Plantação de Batatas

Melissa Coelho Xakriabá

15 de setembro de 2023

Especial Setembro Amarelo

Ela andava pensativa. Algo assim, reflexiva mesmo, distraída e desconectada. Nos seus olhos, todas as imagens se misturavam como em um tecido de cores sem contornos, e o ruído incessante da brincadeira nas ruas entrava diluído e longínquo em seus ouvidos.

Há tempos ela ouvia os outros falarem muito. Há tempos ouvia coisas sobre si mesma com as quais ficava muito em dúvida. As pessoas articulavam tão bem as palavras, que ela se sentia extremamente disfuncional e vulnerável para palpitar. Ainda que o assunto fosse ela mesma, sua própria pessoa, seu repertório identitário. E ela pensava assim, com o rosto tensionado que não era percebido ou, se era, passava totalmente ignorado. Ela pensava e os pensamentos não tinham leveza. Ela carregava pedras e rebocos de obras que não eram suas. As suas, não conseguia terminar tamanho era o estranhamento diante do mundo e tamanha exaustão que minava suas forças. Certa feita, disseram a ela, imitando seus trejeitos e sua forma de falar...
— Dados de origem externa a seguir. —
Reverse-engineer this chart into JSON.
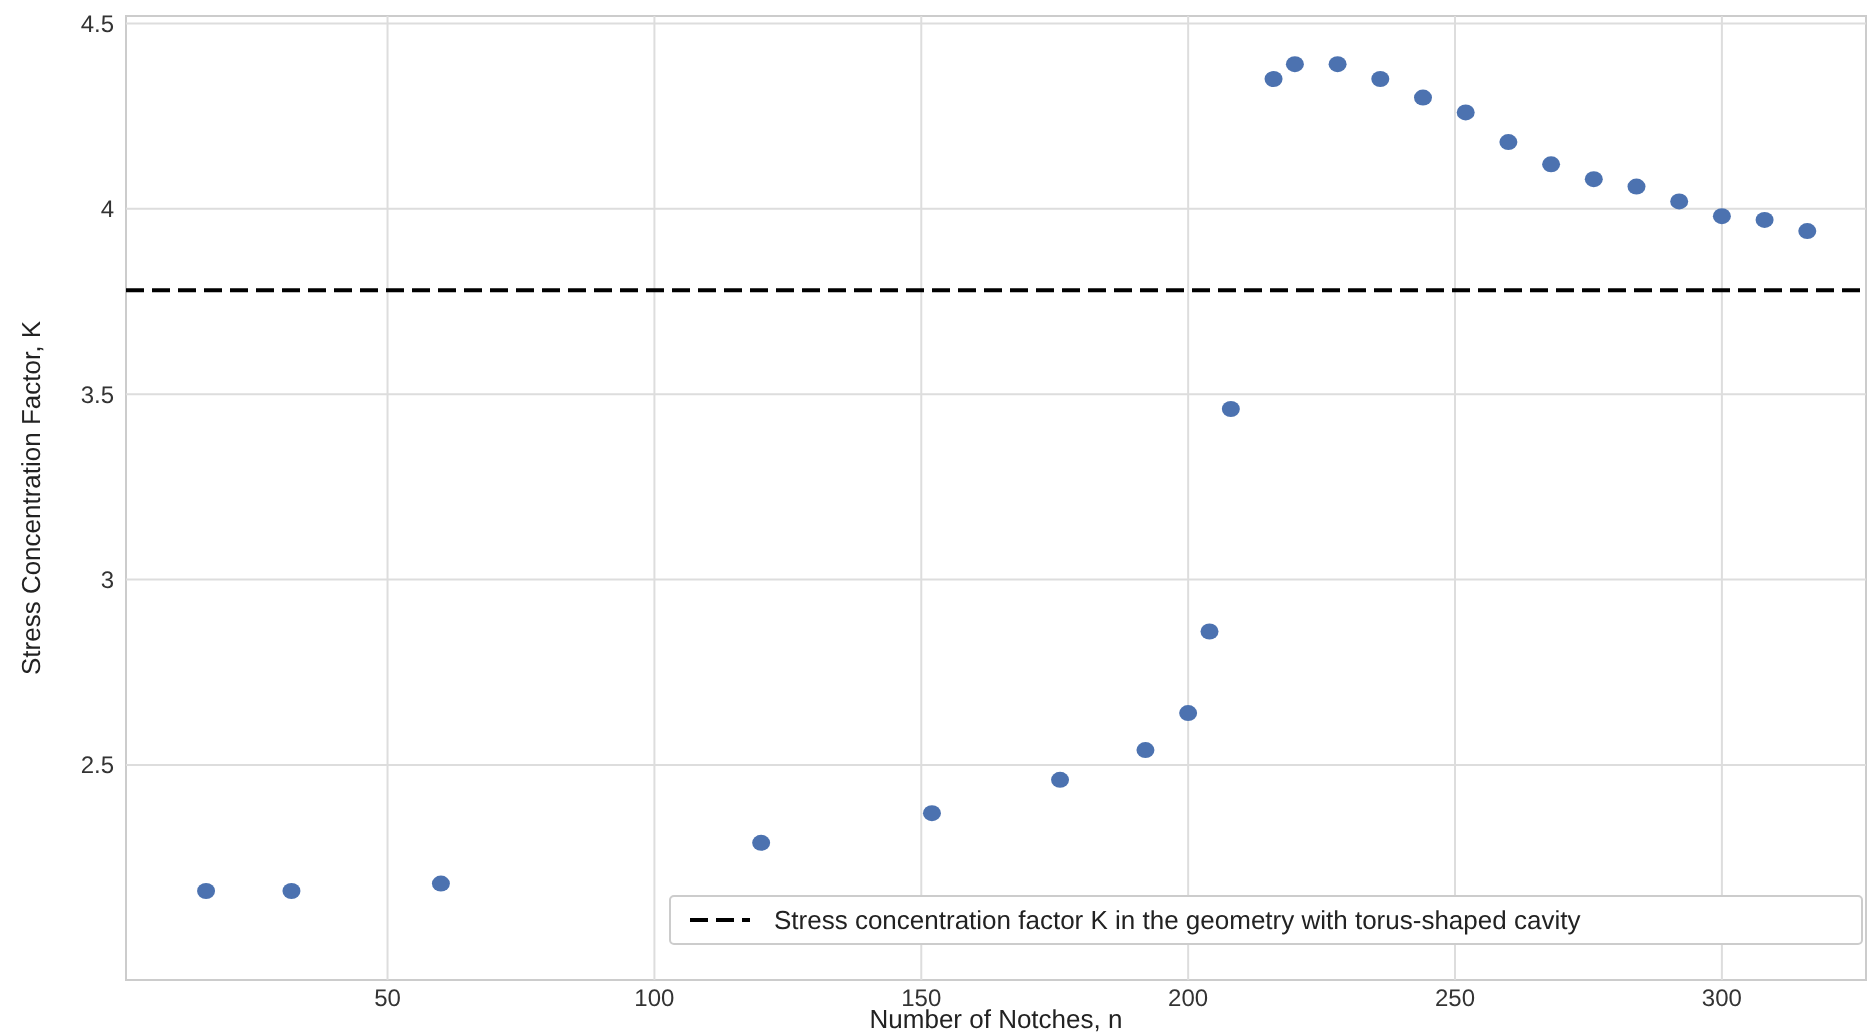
{
  "chart_data": {
    "type": "scatter",
    "xlabel": "Number of Notches, n",
    "ylabel": "Stress Concentration Factor, K",
    "x": [
      16,
      32,
      60,
      120,
      152,
      176,
      192,
      200,
      204,
      208,
      216,
      220,
      228,
      236,
      244,
      252,
      260,
      268,
      276,
      284,
      292,
      300,
      308,
      316
    ],
    "series": [
      {
        "color": "#4c72b0",
        "values": [
          2.16,
          2.16,
          2.18,
          2.29,
          2.37,
          2.46,
          2.54,
          2.64,
          2.86,
          3.46,
          4.35,
          4.39,
          4.39,
          4.35,
          4.3,
          4.26,
          4.18,
          4.12,
          4.08,
          4.06,
          4.02,
          3.98,
          3.97,
          3.94
        ]
      }
    ],
    "xlim": [
      1,
      327
    ],
    "ylim": [
      1.92,
      4.52
    ],
    "xticks": [
      50,
      100,
      150,
      200,
      250,
      300
    ],
    "yticks": [
      2.5,
      3.0,
      3.5,
      4.0,
      4.5
    ],
    "ref_lines": [
      {
        "axis": "y",
        "value": 3.78,
        "label": "Stress concentration factor K in the geometry with torus-shaped cavity",
        "color": "#000000",
        "line_style": "dashed"
      }
    ],
    "grid": true,
    "legend": "bottom right",
    "marker": "circle"
  }
}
Disseram a ela, com todas as letras, que ela servia apenas para papéis secundários, ainda que se encenasse o enredo de sua própria vida. E quem disse?Alguém que acabara de ouvir dela detalhes dolorosos dessa mesma vida. Ela sentiu como se uma flecha envenenada tivesse se cravado em seu peito, perfurando-a com movimentos ágeis e rotatórios. Ao redor não havia nada que estancasse as placas de sangue que escorriam. Placas onde se lia: "Entre sem bater." Por algum motivo (talvez fosse a linguagem obsoleta inacessível) todos, com raríssimas exceções, batiam freneticamente. Ela às vezes abria a porta de pijamas, a fim de parecer confortável. Então vinham festejos solenes, os quais os pijamas eram impedidos de frequentar. Às vezes ela vestia sua melhor roupa (ou ao menos achava que fosse) e se enfeitava toda, e então vinham as grandes manadas vorazes, que a pisoteavam e rasgavam suas vestes.

Ela estava com uma grande vontade de morrer. Não imaginava como, nem porque, nem de onde vinha aquele pensamento. Lá, devagarinho, infiltrado discretamente, o pensamento suicida se configurava. Ela começou a desmontar. Pedaço a pedaço. Gota a gota. As células que teoricamente seriam de defesa foram as primeiras a cair. Depois tudo foi invadido. E tudo doía uma dor que não tinha medida. Ela ainda tinha dúvidas.  Se estava morrendo uma morte legitimamente sua, ou se era um apanhado de desejos capengas, abandonados no vazio, que encontraram eco em seu próprio vazio. Estaria morrendo com todas as suas personalidades mortinhas, assim sem chance alguma de resistir? Plantariam batatas naquele terreno onde se esvaia? Assim, toda vez que dissessem a alguém: "Ora, vai plantar batatas!", ela ainda estaria ali disponível de

alguma forma, para as sementes do seu futuro interrompido por reticências?

Era setembro e ela estava de amarelo. E demoraram mais de seis semanas para encontrarem o corpo. Às moscas.